Over the past few weeks, I’ve made significant progress on the navigation mesh system for my map editing mode, a core feature for creating interactive game levels. This post dives into why I chose navigation meshes, the details of what I’ve built, the challenges I’ve faced, and the next steps I’m tackling. For those unfamiliar, the map editing mode in my game engine allows users to design game environments, including ground tiles, entity placement, and navigation meshes. My current focus is on navigation meshes, which are critical for enabling entities to move intelligently within the environment. Let’s explore the motivation behind this choice and my recent progress.


Why Navigation Meshes?

The decision to use navigation meshes was inspired by games like DOTA 2, where players use right-click to move, freeing their left hand to cast spells or perform other actions. My game heavily emphasizes spell-casting, requiring players to use their left hand to select and combine elements into spells. To mirror this fluid interaction, I needed a pathfinding system that allows natural, intuitive movement with minimal input. Initially, I used grid-based pathfinding, but it resulted in unnatural entity movement and clunky player navigation. Navigation meshes solve this by enabling smooth, organic paths. Additionally, they simplify collision detection: entities can only move within the mesh’s polygons, and anything outside is considered a collision. For interactions like spells hitting monsters, I use simple collision boxes, keeping the system efficient and straightforward.


What Are Navigation Meshes?

A navigation mesh, or navmesh, is a set of polygons that defines the walkable areas in a game environment. These polygons are convex, meaning any two points within a polygon (including its edges) can be connected by a straight line without leaving the polygon. This property simplifies pathfinding, making it faster and more efficient. The process of creating and using a navmesh involves several key steps:

  1. Define or generate polygons representing walkable spaces.
  2. Partition these polygons into convex shapes for optimal pathfinding.
  3. Build a connectivity graph to identify which polygons are adjacent.
  4. Find a path from a start point (A) to an end point (B) using the A* algorithm or a similar method.
  5. Apply the funnel algorithm to straighten the path for smoother movement.
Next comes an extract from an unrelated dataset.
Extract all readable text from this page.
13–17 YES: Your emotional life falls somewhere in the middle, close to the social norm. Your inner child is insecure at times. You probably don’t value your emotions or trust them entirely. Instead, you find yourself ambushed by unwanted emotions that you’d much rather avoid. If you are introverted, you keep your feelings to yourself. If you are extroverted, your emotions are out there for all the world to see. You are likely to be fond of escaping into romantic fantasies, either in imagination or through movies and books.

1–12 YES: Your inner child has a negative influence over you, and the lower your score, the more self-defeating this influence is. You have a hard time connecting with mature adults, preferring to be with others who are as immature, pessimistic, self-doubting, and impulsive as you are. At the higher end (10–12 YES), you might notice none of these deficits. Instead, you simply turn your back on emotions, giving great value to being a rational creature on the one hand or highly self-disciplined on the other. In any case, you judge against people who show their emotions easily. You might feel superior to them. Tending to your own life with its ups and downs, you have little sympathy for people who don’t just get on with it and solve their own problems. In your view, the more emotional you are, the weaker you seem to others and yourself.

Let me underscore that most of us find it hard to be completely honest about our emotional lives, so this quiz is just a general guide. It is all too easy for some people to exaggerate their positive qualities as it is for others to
The result is an array of points that an entity can follow to reach its destination.


Current Progress

Ground Tile Design

The map editing mode already supports designing ground tiles. Users can select and edit tile textures and specify their rendering level (height) to ensure the correct rendering order. This feature is complete and works seamlessly.

Navigation meshes and entity placement are interdependent. Entities rely on the navmesh to simulate movement, while static entities’ collision polygons help define the walkable space by marking non-walkable areas. To address this, I prioritized building the navigation mesh system.

I’ve implemented a feature to draw and save polygons, which serve as the foundation for the navmesh. The next step was partitioning these polygons into convex shapes. The simplest approach is triangulation, where polygons are split into triangles. However, this creates many small polygons, resulting in a large connectivity graph that slows down pathfinding. To optimize performance, I merge triangles into larger convex shapes where possible, reducing the number of polygons while maintaining convexity.

Building the Connectivity Graph

For the connectivity graph, I took a straightforward approach: I check all edges of each polygon and mark polygons as neighbors if they share an edge. This graph is used by the A* algorithm to find paths between polygons.

Implementing A* Pathfinding

I previously wrote an A* algorithm for a demo where nodes were the center points of tiles. For the navmesh, I adapted this algorithm to use polygons as nodes. To calculate the heuristic (an estimate of the distance to the goal), I compute the center point of each polygon during graph creation and store it within the node. The heuristic is then the distance between polygon centers. With a few tweaks, the A* algorithm now works reliably with the navmesh.

Funnel Algorithm

I integrated a funnel algorithm (based on a C implementation) to straighten paths generated by A*. While it works, it requires simplification to make it more user-friendly. I’ll refine this in the coming weeks.

Point-in-Polygon Testing

A critical feature I need to implement is determining whether a given point lies within a polygon and identifying which polygon it belongs to. This is essential for mapping start and end points to the correct polygons for pathfinding. I’m considering two approaches:

  1. Ray Casting: Cast a ray (typically along the positive x-axis) from the point and count the number of edge intersections. If the number is odd, the point is inside; if even, it’s outside. I’ll need to handle edge cases like vertex intersections. The time complexity is O(n), where n is the number of polygon edges.

  2. Triangulation-Based Testing: Triangulate the convex polygon (a fast process since it’s already convex) and perform an “in-triangle” test for each triangle using basic math operations. This approach also has O(n) complexity but may involve fewer operations depending on the polygon’s structure.

I haven’t decided which method to use yet. My next step is to implement and benchmark both approaches to determine which is faster and more reliable.


Next Steps

My immediate focus is to finalize the point-in-polygon testing by comparing the ray-casting and triangulation-based methods. Once that’s resolved, I’ll integrate the navigation mesh system into the simulation to test entity movement. After that, I plan to polish the funnel algorithm and create a detailed post with visual explanations and a demo showcasing each step of the process.